Argumentativ in andere Rollen hineinzuschlüpfen erfordert Einfühlungsvermögen. Solche Empathie, solches Mitgefühl für das Gegenüber ist Grundlage für den Versuch, die Welt aus der Perspektive des anderen zu sehen und auch Gegensätze und Paradoxien als gleichwertig und gleichberechtigt stehenlassen zu können.“ (Seite 28)

Mir fällt es richtig schwer etwas auszusuchen um es hier mit dir zu teilen, weil ich sicher fast das halbe Buch markiert habe. Deswegen ja auch 5 von 5 Sternen! Gut, kommen wir zum Aufbau des Buches: Der Dialog ist ein doch sehr philosophischer Ansatz, es geht überhaupt nicht um Fragetechniken, Zuhörmethoden oder ähnliches, sondern dem Kern einer Unterhaltung, vor allem bei gegensätzlichen Meinungen.
Neben einer wirklich sehr guten und verständlichen Erklärung des Prinzips, sind verschiedene Interviews enthalten.

  • David Bohm
  • Martin Buber
  • Ruth Cohns
  • Verena Kast
  • Brian Goodwin
    und noch mehr, bieten Ihre Sicht auf den Dialog und der Essenz der Kommunikation, was sehr inspirierend ist.

Doch findet man nicht nur Theorie und Inspirationen, sondern auch Beispiele wie der Dialog in Unternehmen, Politik oder auch im normalen Gespräch eingesetzt werden kann. Hierbei geht es aber mehr darum zu lernen wie ein Dialog stattfindet und was man selbst mitbringen muss (Offenheit, Geduld, lernende Haltung).
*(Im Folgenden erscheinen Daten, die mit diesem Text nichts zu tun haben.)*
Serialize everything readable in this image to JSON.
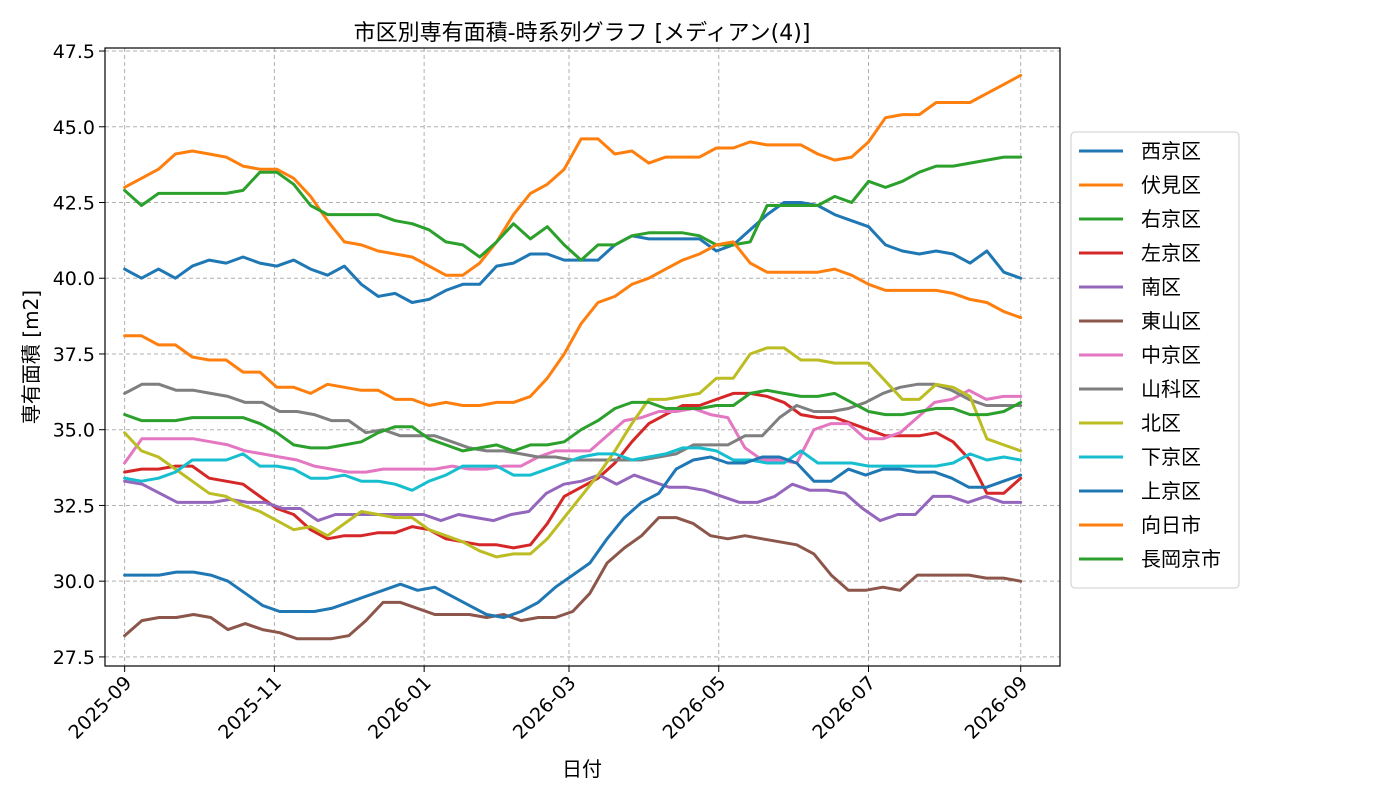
{
  "chart_data": {
    "type": "line",
    "title": "市区別専有面積-時系列グラフ [メディアン(4)]",
    "xlabel": "日付",
    "ylabel": "専有面積 [m2]",
    "ylim": [
      27.2,
      47.6
    ],
    "xlim": [
      "2025-08-24",
      "2026-09-17"
    ],
    "grid": true,
    "legend": "outside-right",
    "yticks": [
      "27.5",
      "30.0",
      "32.5",
      "35.0",
      "37.5",
      "40.0",
      "42.5",
      "45.0",
      "47.5"
    ],
    "xticks": [
      "2025-09",
      "2025-11",
      "2026-01",
      "2026-03",
      "2026-05",
      "2026-07",
      "2026-09"
    ],
    "x_start": "2025-09-01",
    "x_end": "2026-09-01",
    "series": [
      {
        "name": "西京区",
        "color": "#1f77b4",
        "values": [
          40.3,
          40.0,
          40.3,
          40.0,
          40.4,
          40.6,
          40.5,
          40.7,
          40.5,
          40.4,
          40.6,
          40.3,
          40.1,
          40.4,
          39.8,
          39.4,
          39.5,
          39.2,
          39.3,
          39.6,
          39.8,
          39.8,
          40.4,
          40.5,
          40.8,
          40.8,
          40.6,
          40.6,
          40.6,
          41.1,
          41.4,
          41.3,
          41.3,
          41.3,
          41.3,
          40.9,
          41.1,
          41.6,
          42.1,
          42.5,
          42.5,
          42.4,
          42.1,
          41.9,
          41.7,
          41.1,
          40.9,
          40.8,
          40.9,
          40.8,
          40.5,
          40.9,
          40.2,
          40.0
        ]
      },
      {
        "name": "伏見区",
        "color": "#ff7f0e",
        "values": [
          43.0,
          43.3,
          43.6,
          44.1,
          44.2,
          44.1,
          44.0,
          43.7,
          43.6,
          43.6,
          43.3,
          42.7,
          41.9,
          41.2,
          41.1,
          40.9,
          40.8,
          40.7,
          40.4,
          40.1,
          40.1,
          40.5,
          41.2,
          42.1,
          42.8,
          43.1,
          43.6,
          44.6,
          44.6,
          44.1,
          44.2,
          43.8,
          44.0,
          44.0,
          44.0,
          44.3,
          44.3,
          44.5,
          44.4,
          44.4,
          44.4,
          44.1,
          43.9,
          44.0,
          44.5,
          45.3,
          45.4,
          45.4,
          45.8,
          45.8,
          45.8,
          46.1,
          46.4,
          46.7
        ]
      },
      {
        "name": "右京区",
        "color": "#2ca02c",
        "values": [
          42.9,
          42.4,
          42.8,
          42.8,
          42.8,
          42.8,
          42.8,
          42.9,
          43.5,
          43.5,
          43.1,
          42.4,
          42.1,
          42.1,
          42.1,
          42.1,
          41.9,
          41.8,
          41.6,
          41.2,
          41.1,
          40.7,
          41.2,
          41.8,
          41.3,
          41.7,
          41.1,
          40.6,
          41.1,
          41.1,
          41.4,
          41.5,
          41.5,
          41.5,
          41.4,
          41.1,
          41.1,
          41.2,
          42.4,
          42.4,
          42.4,
          42.4,
          42.7,
          42.5,
          43.2,
          43.0,
          43.2,
          43.5,
          43.7,
          43.7,
          43.8,
          43.9,
          44.0,
          44.0
        ]
      },
      {
        "name": "左京区",
        "color": "#d62728",
        "values": [
          33.6,
          33.7,
          33.7,
          33.8,
          33.8,
          33.4,
          33.3,
          33.2,
          32.8,
          32.4,
          32.2,
          31.7,
          31.4,
          31.5,
          31.5,
          31.6,
          31.6,
          31.8,
          31.7,
          31.4,
          31.3,
          31.2,
          31.2,
          31.1,
          31.2,
          31.9,
          32.8,
          33.1,
          33.4,
          33.9,
          34.6,
          35.2,
          35.5,
          35.8,
          35.8,
          36.0,
          36.2,
          36.2,
          36.1,
          35.9,
          35.5,
          35.4,
          35.4,
          35.2,
          35.0,
          34.8,
          34.8,
          34.8,
          34.9,
          34.6,
          34.0,
          32.9,
          32.9,
          33.4
        ]
      },
      {
        "name": "南区",
        "color": "#9467bd",
        "values": [
          33.3,
          33.2,
          32.9,
          32.6,
          32.6,
          32.6,
          32.7,
          32.6,
          32.6,
          32.4,
          32.4,
          32.0,
          32.2,
          32.2,
          32.2,
          32.2,
          32.2,
          32.2,
          32.0,
          32.2,
          32.1,
          32.0,
          32.2,
          32.3,
          32.9,
          33.2,
          33.3,
          33.5,
          33.2,
          33.5,
          33.3,
          33.1,
          33.1,
          33.0,
          32.8,
          32.6,
          32.6,
          32.8,
          33.2,
          33.0,
          33.0,
          32.9,
          32.4,
          32.0,
          32.2,
          32.2,
          32.8,
          32.8,
          32.6,
          32.8,
          32.6,
          32.6
        ]
      },
      {
        "name": "東山区",
        "color": "#8c564b",
        "values": [
          28.2,
          28.7,
          28.8,
          28.8,
          28.9,
          28.8,
          28.4,
          28.6,
          28.4,
          28.3,
          28.1,
          28.1,
          28.1,
          28.2,
          28.7,
          29.3,
          29.3,
          29.1,
          28.9,
          28.9,
          28.9,
          28.8,
          28.9,
          28.7,
          28.8,
          28.8,
          29.0,
          29.6,
          30.6,
          31.1,
          31.5,
          32.1,
          32.1,
          31.9,
          31.5,
          31.4,
          31.5,
          31.4,
          31.3,
          31.2,
          30.9,
          30.2,
          29.7,
          29.7,
          29.8,
          29.7,
          30.2,
          30.2,
          30.2,
          30.2,
          30.1,
          30.1,
          30.0
        ]
      },
      {
        "name": "中京区",
        "color": "#e377c2",
        "values": [
          33.9,
          34.7,
          34.7,
          34.7,
          34.7,
          34.6,
          34.5,
          34.3,
          34.2,
          34.1,
          34.0,
          33.8,
          33.7,
          33.6,
          33.6,
          33.7,
          33.7,
          33.7,
          33.7,
          33.8,
          33.7,
          33.7,
          33.8,
          33.8,
          34.1,
          34.3,
          34.3,
          34.3,
          34.8,
          35.3,
          35.4,
          35.6,
          35.6,
          35.7,
          35.5,
          35.4,
          34.4,
          34.0,
          34.0,
          33.9,
          35.0,
          35.2,
          35.2,
          34.7,
          34.7,
          34.9,
          35.4,
          35.9,
          36.0,
          36.3,
          36.0,
          36.1,
          36.1
        ]
      },
      {
        "name": "山科区",
        "color": "#7f7f7f",
        "values": [
          36.2,
          36.5,
          36.5,
          36.3,
          36.3,
          36.2,
          36.1,
          35.9,
          35.9,
          35.6,
          35.6,
          35.5,
          35.3,
          35.3,
          34.9,
          35.0,
          34.8,
          34.8,
          34.8,
          34.6,
          34.4,
          34.3,
          34.3,
          34.2,
          34.1,
          34.1,
          34.0,
          34.0,
          34.0,
          34.0,
          34.0,
          34.1,
          34.2,
          34.5,
          34.5,
          34.5,
          34.8,
          34.8,
          35.4,
          35.8,
          35.6,
          35.6,
          35.7,
          35.9,
          36.2,
          36.4,
          36.5,
          36.5,
          36.3,
          36.0,
          35.8,
          35.8,
          35.8
        ]
      },
      {
        "name": "北区",
        "color": "#bcbd22",
        "values": [
          34.9,
          34.3,
          34.1,
          33.7,
          33.3,
          32.9,
          32.8,
          32.5,
          32.3,
          32.0,
          31.7,
          31.8,
          31.5,
          31.9,
          32.3,
          32.2,
          32.1,
          32.1,
          31.7,
          31.5,
          31.3,
          31.0,
          30.8,
          30.9,
          30.9,
          31.4,
          32.1,
          32.8,
          33.5,
          34.3,
          35.2,
          36.0,
          36.0,
          36.1,
          36.2,
          36.7,
          36.7,
          37.5,
          37.7,
          37.7,
          37.3,
          37.3,
          37.2,
          37.2,
          37.2,
          36.6,
          36.0,
          36.0,
          36.5,
          36.4,
          36.1,
          34.7,
          34.5,
          34.3
        ]
      },
      {
        "name": "下京区",
        "color": "#17becf",
        "values": [
          33.4,
          33.3,
          33.4,
          33.6,
          34.0,
          34.0,
          34.0,
          34.2,
          33.8,
          33.8,
          33.7,
          33.4,
          33.4,
          33.5,
          33.3,
          33.3,
          33.2,
          33.0,
          33.3,
          33.5,
          33.8,
          33.8,
          33.8,
          33.5,
          33.5,
          33.7,
          33.9,
          34.1,
          34.2,
          34.2,
          34.0,
          34.1,
          34.2,
          34.4,
          34.4,
          34.3,
          34.0,
          34.0,
          33.9,
          33.9,
          34.3,
          33.9,
          33.9,
          33.9,
          33.8,
          33.8,
          33.8,
          33.8,
          33.8,
          33.9,
          34.2,
          34.0,
          34.1,
          34.0
        ]
      },
      {
        "name": "上京区",
        "color": "#1f77b4",
        "values": [
          30.2,
          30.2,
          30.2,
          30.3,
          30.3,
          30.2,
          30.0,
          29.6,
          29.2,
          29.0,
          29.0,
          29.0,
          29.1,
          29.3,
          29.5,
          29.7,
          29.9,
          29.7,
          29.8,
          29.5,
          29.2,
          28.9,
          28.8,
          29.0,
          29.3,
          29.8,
          30.2,
          30.6,
          31.4,
          32.1,
          32.6,
          32.9,
          33.7,
          34.0,
          34.1,
          33.9,
          33.9,
          34.1,
          34.1,
          33.9,
          33.3,
          33.3,
          33.7,
          33.5,
          33.7,
          33.7,
          33.6,
          33.6,
          33.4,
          33.1,
          33.1,
          33.3,
          33.5
        ]
      },
      {
        "name": "向日市",
        "color": "#ff7f0e",
        "values": [
          38.1,
          38.1,
          37.8,
          37.8,
          37.4,
          37.3,
          37.3,
          36.9,
          36.9,
          36.4,
          36.4,
          36.2,
          36.5,
          36.4,
          36.3,
          36.3,
          36.0,
          36.0,
          35.8,
          35.9,
          35.8,
          35.8,
          35.9,
          35.9,
          36.1,
          36.7,
          37.5,
          38.5,
          39.2,
          39.4,
          39.8,
          40.0,
          40.3,
          40.6,
          40.8,
          41.1,
          41.2,
          40.5,
          40.2,
          40.2,
          40.2,
          40.2,
          40.3,
          40.1,
          39.8,
          39.6,
          39.6,
          39.6,
          39.6,
          39.5,
          39.3,
          39.2,
          38.9,
          38.7
        ]
      },
      {
        "name": "長岡京市",
        "color": "#2ca02c",
        "values": [
          35.5,
          35.3,
          35.3,
          35.3,
          35.4,
          35.4,
          35.4,
          35.4,
          35.2,
          34.9,
          34.5,
          34.4,
          34.4,
          34.5,
          34.6,
          34.9,
          35.1,
          35.1,
          34.7,
          34.5,
          34.3,
          34.4,
          34.5,
          34.3,
          34.5,
          34.5,
          34.6,
          35.0,
          35.3,
          35.7,
          35.9,
          35.9,
          35.7,
          35.7,
          35.7,
          35.8,
          35.8,
          36.2,
          36.3,
          36.2,
          36.1,
          36.1,
          36.2,
          35.9,
          35.6,
          35.5,
          35.5,
          35.6,
          35.7,
          35.7,
          35.5,
          35.5,
          35.6,
          35.9
        ]
      }
    ]
  }
}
Man mag jetzt zwar glauben, dass der Dialog ein theoretisches Konstrukt ist, da es ja keine wirkliche To-Do Anleitung gibt, doch das ist er auf keinen Fall. 2015 hat das Dialog Quartett aus Tunesien den Fridensnobelpreis für ihr Projekt bekommen. Denn sie haben es geschafft verschiedene Seiten an einen Tisch zu bekommen und gemeinsam etwas zu verändern. (Gewerkschaftsbund, Arbeitervereinigung, Menschenrechtsorganisation, nationale Anwaltskammer.)

Der Dialog ist kein Kompromiss!

Kurz zum Abschluss, möchte ich noch auf den Unterschied von Dialog zu Kompromiss eingehen. Bei einem Kompromiss müssen sich die Parteien irgendwo in der Mitte treffen, wobei beide verlieren. Beim Dialog muss keiner verlieren, sondern es wird auf Augenhöhe und mit Verständnis ein Weg gefunden. Dauert sicher länger aber am Ende sind alle zufrieden und keiner fühlt sich benachteiligt. Stell dir vor wie unsere Politik oder Unternehmen sein könnten, wenn sie statt Diskussion und Kompromiss sich auf den Dialog konzentrieren würden?

Für mich eine große Möglichkeit wirklich was zu verändern, zwischen Menschen, in der Gesellschaft, in Unternehmen und auch in der Politik. Ich hoffe wirklich das sich mehr Menschen dem Dialog widmen würden, deswegen auch von mir eine absolute Herzensempfehlung!